設計監理方式では、管理組合が設計コンサルに建物診断や工事会社選定、設計・監理などを委託し、設計コンサルが修繕工事の仕様を決め、入札や見積もり合わせで工事会社を選定する。
このマンションでは、大規模修繕の設計コンサルを決めるに当たって、修繕工事会社から送り込まれた2人が住人になりすまし、自社とつながりがある設計コンサルが選定されるよう、誘導したと見られる。組織的な犯行が疑われる悪質な事件だ。
1人は逃走し後日逮捕
このマンションの管理組合関係者によると、2人は東大阪市にある修繕工事会社A社の従業員と見られる(以下、a1とa2)。それぞれ、ある区分所有者と、別の区分所有者の息子になりすまし、24年8月からマンションの大規模修繕委員会に参加していた。
不審に思った管理組合関係者は、25年5月の委員会に出席した2人に身元を明らかにするよう要求。事前に通報を受けていた神奈川県警が、1人を住居侵入の疑いで現行犯逮捕した。逃走したもう1人も後日、逮捕された。

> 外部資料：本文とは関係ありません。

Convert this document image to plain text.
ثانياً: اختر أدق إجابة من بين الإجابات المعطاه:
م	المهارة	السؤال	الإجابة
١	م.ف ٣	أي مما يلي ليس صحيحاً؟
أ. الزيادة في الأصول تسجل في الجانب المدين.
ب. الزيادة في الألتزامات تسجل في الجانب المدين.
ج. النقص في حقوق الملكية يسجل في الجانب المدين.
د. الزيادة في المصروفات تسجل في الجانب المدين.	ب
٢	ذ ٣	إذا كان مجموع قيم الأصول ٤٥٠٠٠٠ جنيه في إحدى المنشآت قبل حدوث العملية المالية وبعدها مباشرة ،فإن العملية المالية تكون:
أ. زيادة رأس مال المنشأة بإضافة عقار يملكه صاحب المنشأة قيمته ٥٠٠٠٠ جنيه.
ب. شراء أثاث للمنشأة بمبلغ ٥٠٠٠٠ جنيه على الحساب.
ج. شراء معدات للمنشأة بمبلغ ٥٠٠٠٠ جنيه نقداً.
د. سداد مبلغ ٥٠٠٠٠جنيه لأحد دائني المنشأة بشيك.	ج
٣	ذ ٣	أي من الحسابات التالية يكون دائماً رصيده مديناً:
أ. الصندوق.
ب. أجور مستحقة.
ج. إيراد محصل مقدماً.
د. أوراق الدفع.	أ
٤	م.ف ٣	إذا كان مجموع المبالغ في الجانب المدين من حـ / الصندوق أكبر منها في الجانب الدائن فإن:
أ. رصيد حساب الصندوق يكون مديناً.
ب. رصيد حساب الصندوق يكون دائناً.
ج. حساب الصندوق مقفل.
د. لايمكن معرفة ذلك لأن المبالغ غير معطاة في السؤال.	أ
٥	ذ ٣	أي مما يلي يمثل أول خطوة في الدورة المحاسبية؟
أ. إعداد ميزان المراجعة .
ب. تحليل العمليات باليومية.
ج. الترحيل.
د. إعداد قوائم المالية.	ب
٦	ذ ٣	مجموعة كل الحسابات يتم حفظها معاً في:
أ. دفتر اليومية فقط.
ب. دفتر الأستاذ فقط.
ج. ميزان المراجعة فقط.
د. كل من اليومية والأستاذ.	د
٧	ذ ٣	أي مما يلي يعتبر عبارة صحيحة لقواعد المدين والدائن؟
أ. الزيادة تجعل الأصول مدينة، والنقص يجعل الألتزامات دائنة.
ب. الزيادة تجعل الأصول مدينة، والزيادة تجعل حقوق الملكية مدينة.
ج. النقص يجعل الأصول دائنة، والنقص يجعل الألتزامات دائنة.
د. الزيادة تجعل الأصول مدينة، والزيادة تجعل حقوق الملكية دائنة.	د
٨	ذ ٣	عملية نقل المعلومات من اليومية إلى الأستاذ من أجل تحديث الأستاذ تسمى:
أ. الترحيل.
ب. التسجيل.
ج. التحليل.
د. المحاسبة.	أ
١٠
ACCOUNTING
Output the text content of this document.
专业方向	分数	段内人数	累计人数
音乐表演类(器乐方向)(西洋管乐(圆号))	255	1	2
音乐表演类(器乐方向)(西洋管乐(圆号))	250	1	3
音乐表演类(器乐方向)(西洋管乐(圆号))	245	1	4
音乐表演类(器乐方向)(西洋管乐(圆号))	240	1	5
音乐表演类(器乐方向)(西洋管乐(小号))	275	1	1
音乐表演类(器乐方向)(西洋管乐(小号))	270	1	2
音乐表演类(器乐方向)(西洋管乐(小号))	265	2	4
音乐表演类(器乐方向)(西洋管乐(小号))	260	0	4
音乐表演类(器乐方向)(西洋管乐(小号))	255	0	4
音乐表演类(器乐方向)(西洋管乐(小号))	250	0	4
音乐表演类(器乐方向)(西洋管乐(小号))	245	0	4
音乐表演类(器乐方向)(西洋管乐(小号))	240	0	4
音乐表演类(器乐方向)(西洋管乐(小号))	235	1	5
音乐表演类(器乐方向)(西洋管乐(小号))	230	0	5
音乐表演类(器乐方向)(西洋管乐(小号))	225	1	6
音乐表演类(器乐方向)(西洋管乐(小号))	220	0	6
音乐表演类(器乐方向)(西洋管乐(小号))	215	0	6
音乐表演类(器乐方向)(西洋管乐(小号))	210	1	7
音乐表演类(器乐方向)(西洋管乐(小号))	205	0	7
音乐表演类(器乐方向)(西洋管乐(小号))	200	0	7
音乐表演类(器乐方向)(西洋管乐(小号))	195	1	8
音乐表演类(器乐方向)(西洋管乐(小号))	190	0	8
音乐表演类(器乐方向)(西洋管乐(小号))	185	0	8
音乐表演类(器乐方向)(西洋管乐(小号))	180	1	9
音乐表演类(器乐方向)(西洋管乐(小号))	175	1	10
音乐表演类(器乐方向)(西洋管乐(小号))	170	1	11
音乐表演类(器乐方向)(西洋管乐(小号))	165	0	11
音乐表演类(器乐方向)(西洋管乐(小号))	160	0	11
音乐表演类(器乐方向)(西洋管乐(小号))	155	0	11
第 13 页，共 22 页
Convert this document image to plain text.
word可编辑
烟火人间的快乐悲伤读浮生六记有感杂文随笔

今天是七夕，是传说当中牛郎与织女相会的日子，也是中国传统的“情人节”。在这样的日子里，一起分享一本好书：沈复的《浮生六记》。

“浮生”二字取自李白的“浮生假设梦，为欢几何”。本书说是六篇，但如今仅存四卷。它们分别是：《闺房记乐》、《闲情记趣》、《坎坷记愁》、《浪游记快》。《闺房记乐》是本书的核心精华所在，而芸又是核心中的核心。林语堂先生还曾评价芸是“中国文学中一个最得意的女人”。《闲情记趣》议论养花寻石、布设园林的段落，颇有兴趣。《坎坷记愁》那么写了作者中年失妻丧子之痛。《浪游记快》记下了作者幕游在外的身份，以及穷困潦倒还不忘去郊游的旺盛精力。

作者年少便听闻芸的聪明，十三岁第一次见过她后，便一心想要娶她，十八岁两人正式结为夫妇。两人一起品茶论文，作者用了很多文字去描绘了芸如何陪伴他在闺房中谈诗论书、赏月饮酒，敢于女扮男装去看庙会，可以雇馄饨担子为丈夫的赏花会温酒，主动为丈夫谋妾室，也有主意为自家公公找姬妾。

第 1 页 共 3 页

朝日新聞の報道によると、2人はA社の従業員だと自供し、「大規模修繕委員会に適正な進め方を教えるためだった」「会社の利益のためになるとも思った」などと供述しているという。2人とも処分保留で釈放された。
管理組合関係者によると、2人のうちa1は大規模修繕委員会において、建築士資格を持つことなどを理由に、設計コンサルの公募作業を買って出ていた。応募してきた14社の提出書類を比較するための資料作成なども、率先して引き受けたという。